Sunday, November 12, 2006

Delusion & Reality

"One man's delusion is another man's reality."

I heard a creationist tell me once before. Not that I subscribe to it but the die-hard creationists believe their world in as much as we do our own - and so to them, in some aspects of 'reality' with which we don't agree, am delusional, e.g., evolution. Taking this view will make the statement above 'true' based on their own POV. I don't think that my atheistic POV and their theistic POV are part of the same legendary elephant since atheism is the negation of theism - gods cannot exist and not exist (now nor before) at the same time. Although there are only two possible outcomes to the question 'does god exist?', it should be easy to decide which one is true and which one isn't true, right? It doesn't look like so clean given all types of variations of opinion in the spectrum . For me atheism is most probably true that I now take it for granted that it can be false.
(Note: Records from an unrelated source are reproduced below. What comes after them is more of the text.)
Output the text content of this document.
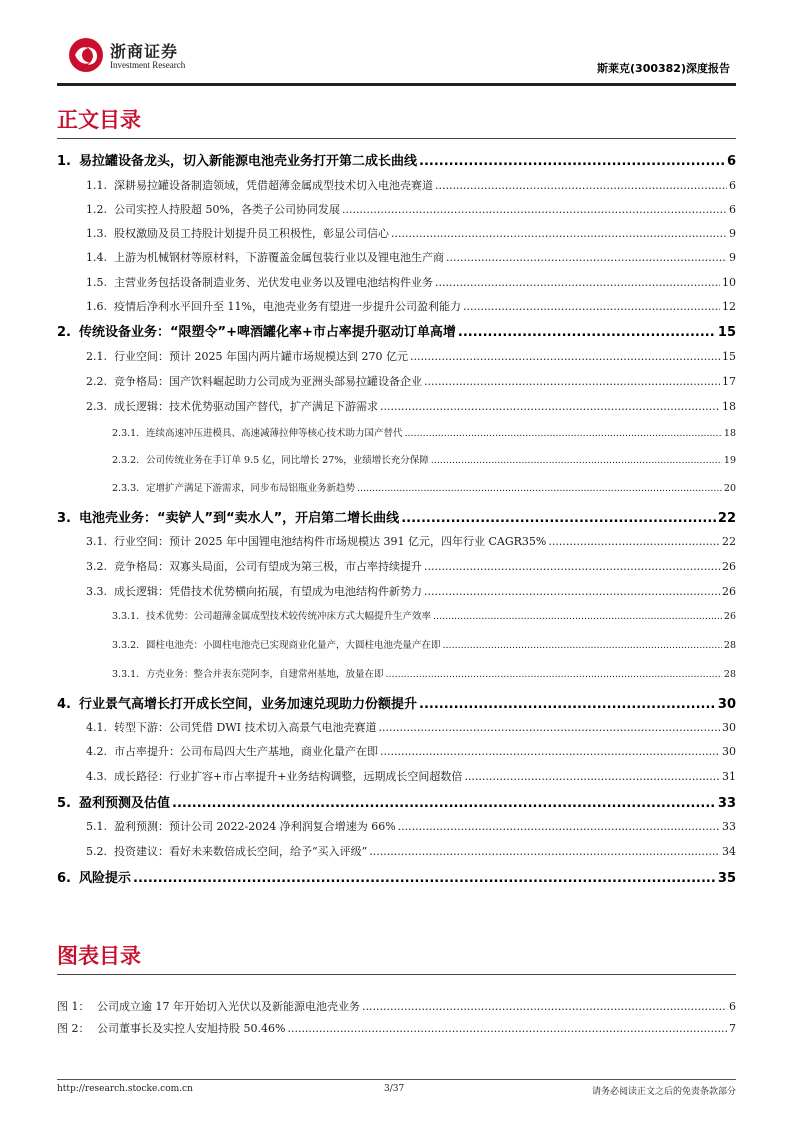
浙商证券
Investment Research	斯莱克(300382)深度报告
正文目录
1. 易拉罐设备龙头，切入新能源电池壳业务打开第二成长曲线 .....	6
1.1. 深耕易拉罐设备制造领域，凭借超薄金属成型技术切入电池壳赛道 .....	6
1.2. 公司实控人持股超 50%，各类子公司协同发展 .....	6
1.3. 股权激励及员工持股计划提升员工积极性，彰显公司信心 .....	9
1.4. 上游为机械钢材等原材料，下游覆盖金属包装行业以及锂电池生产商 .....	9
1.5. 主营业务包括设备制造业务、光伏发电业务以及锂电池结构件业务 .....	10
1.6. 疫情后净利水平回升至 11%，电池壳业务有望进一步提升公司盈利能力 .....	12
2. 传统设备业务：“限塑令”+啤酒罐化率+市占率提升驱动订单高增 .....	15
2.1. 行业空间：预计 2025 年国内两片罐市场规模达到 270 亿元 .....	15
2.2. 竞争格局：国产饮料崛起助力公司成为亚洲头部易拉罐设备企业 .....	17
2.3. 成长逻辑：技术优势驱动国产替代，扩产满足下游需求 .....	18
2.3.1. 连续高速冲压进模具、高速减薄拉伸等核心技术助力国产替代 .....	18
2.3.2. 公司传统业务在手订单 9.5 亿，同比增长 27%，业绩增长充分保障 .....	19
2.3.3. 定增扩产满足下游需求，同步布局铝瓶业务新趋势 .....	20
3. 电池壳业务：“卖铲人”到“卖水人”，开启第二增长曲线 .....	22
3.1. 行业空间：预计 2025 年中国锂电池结构件市场规模达 391 亿元，四年行业 CAGR35% .....	22
3.2. 竞争格局：双寡头局面，公司有望成为第三极，市占率持续提升 .....	26
3.3. 成长逻辑：凭借技术优势横向拓展，有望成为电池结构件新势力 .....	26
3.3.1. 技术优势：公司超薄金属成型技术较传统冲床方式大幅提升生产效率 .....	26
3.3.2. 圆柱电池壳：小圆柱电池壳已实现商业化量产，大圆柱电池壳量产在即 .....	28
3.3.1. 方壳业务：整合并表东莞阿李，自建常州基地，放量在即 .....	28
4. 行业景气高增长打开成长空间，业务加速兑现助力份额提升 .....	30
4.1. 转型下游：公司凭借 DWI 技术切入高景气电池壳赛道 .....	30
4.2. 市占率提升：公司布局四大生产基地，商业化量产在即 .....	30
4.3. 成长路径：行业扩容+市占率提升+业务结构调整，远期成长空间超数倍 .....	31
5. 盈利预测及估值 .....	33
5.1. 盈利预测：预计公司 2022-2024 净利润复合增速为 66% .....	33
5.2. 投资建议：看好未来数倍成长空间，给予“买入评级” .....	34
6. 风险提示 .....	35
图表目录
图 1： 公司成立逾 17 年开始切入光伏以及新能源电池壳业务 .....	6
图 2： 公司董事长及实控人安旭持股 50.46% .....	7
http://research.stocke.com.cn	3/37	请务必阅读正文之后的免责条款部分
I'd say atheism is true by default - until theism is proven. (I hear the howls of the theistic defenders in the list now.)

But... I don't think the belief in a being called 'god' in itself is delusional. Delusion is too strong a word for me. But when the believer attaches many attributes and events to this 'god' such as that this 'god' is an active agent in their day to day lives, hhmm.... I believe that there are probably ET life waiting out there to be discovered but I don't think that intelligent ET have invaded our planets abducting humans (most specially American citizens) and experimenting on them.
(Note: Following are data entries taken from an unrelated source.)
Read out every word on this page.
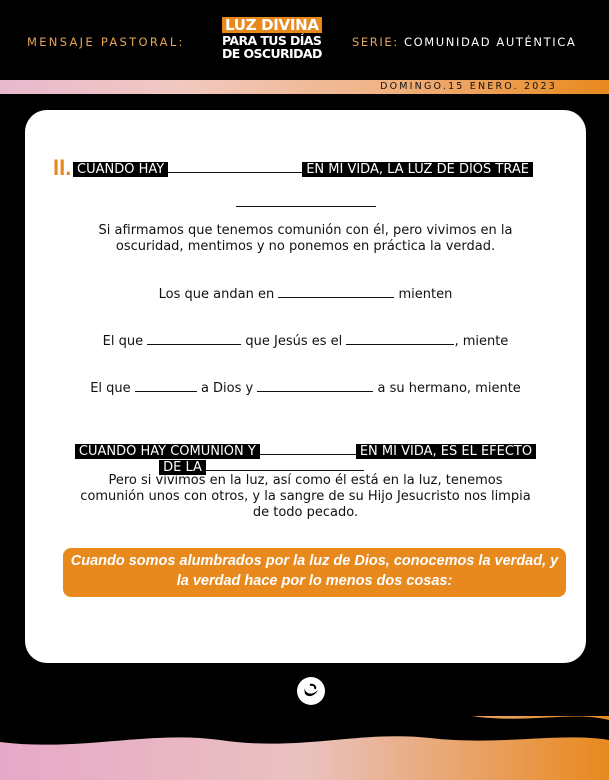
MENSAJE PASTORAL:
LUZ DIVINA
PARA TUS DÍAS
DE OSCURIDAD
SERIE: COMUNIDAD AUTÉNTICA
DOMINGO.15 ENERO. 2023
II. CUANDO HAY	EN MI VIDA, LA LUZ DE DIOS TRAE
Si afirmamos que tenemos comunión con él, pero vivimos en la oscuridad, mentimos y no ponemos en práctica la verdad.
Los que andan en	mienten
El que	que Jesús es el	, miente
El que	a Dios y	a su hermano, miente
CUANDO HAY COMUNIÓN Y	EN MI VIDA, ES EL EFECTO
DE LA
Pero si vivimos en la luz, así como él está en la luz, tenemos comunión unos con otros, y la sangre de su Hijo Jesucristo nos limpia de todo pecado.
Cuando somos alumbrados por la luz de Dios, conocemos la verdad, y la verdad hace por lo menos dos cosas:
About two weeks ago we bought this 500-piece jigsaw puzzle and started solving it but not before I took one piece and hid it in the binder on top of my PC table. As the puzzle requires a considerable effort, we only managed to finish 2/3 of it with the 1/3 lying unfinished for a week before it caught the fancy of my 4-yr old daughter again. So then we completed it except for one piece missing. I tried looking for it in the binder but it wasn't there anymore so I gave up. A few days later, my daughter found the missing piece under the rocking chair. When I asked her where she found it (it's a different piece from the one I first hid which I now presume to had been found by my wife earlier and put back into the puzzle box), my daughter said the fairy took it from the binder where she saw me looking days earlier, and the fairy moved it under the rocking chair. I told her that fairies are not real but she insisted so I did not pursue it. Is my daughter delusional? I'd think she has been deceived - that fairies exist - so I am reminding her from time to time that fairies are not real - just stories for kids. God is also just a story or but unlike fairy tales, it's one tale that most of us will be believing well into adulthood. Kids are fine for sometime believing in fairies but as for adults? I'd still say that most have been honestly deceived but if believers say their 'god' started talking to them, say to invade Iraq, that is delusional.